I was able to prove this by induction on S using the following two lemmas:
lemma degree_setprod_le: "degree (∏i∈S. f i) ≤ (∑i∈S. degree (f i))" Proof is by cases on whether S is finite, followed by induction on S, and using library lemma degree_mult_le to solve the inductive step.
lemma coeff_mult_sum: "degree p ≤ m ⟹ degree q ≤ n ⟹ coeff (p * q) (m + n) = coeff p m * coeff q n" Proof is by case analysis on whether degree p < m or degree p = m (similarly for q and n). In the less-than cases, library lemma coeff_eq_0 shows that both sides are zero; the final case follows from library lemma coeff_mult_degree_sum.

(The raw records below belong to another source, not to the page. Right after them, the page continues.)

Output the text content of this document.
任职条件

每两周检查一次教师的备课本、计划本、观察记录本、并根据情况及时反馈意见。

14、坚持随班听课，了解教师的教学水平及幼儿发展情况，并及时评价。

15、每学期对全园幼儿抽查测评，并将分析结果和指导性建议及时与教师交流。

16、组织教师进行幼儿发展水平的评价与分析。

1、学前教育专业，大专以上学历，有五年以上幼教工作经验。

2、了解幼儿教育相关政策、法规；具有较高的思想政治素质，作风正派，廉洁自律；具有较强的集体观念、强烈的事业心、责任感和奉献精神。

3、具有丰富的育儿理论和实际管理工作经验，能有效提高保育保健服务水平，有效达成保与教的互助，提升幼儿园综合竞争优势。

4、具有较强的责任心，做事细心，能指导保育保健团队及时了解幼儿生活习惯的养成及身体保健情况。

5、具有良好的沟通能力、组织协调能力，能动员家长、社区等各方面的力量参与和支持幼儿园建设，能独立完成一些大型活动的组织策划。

The problem is, quite simply, that if you don't have an integral domain, coefficients might become zero when multiplying two polynomials, in fact, even the entire polynomial can become zero. For example, consider the commutative ring ℤ/4ℤ, i.e. integers modulo 4. Then the polynomial 2X has degree 1, but 2X · 2X = 4X² = 0 has degree -∞ (or 0, by Isabelle convention).
You need the fact that there are no zero divisors for something like this.
On a related note: it is called “idom”, for “integral domain”, not “ideom”.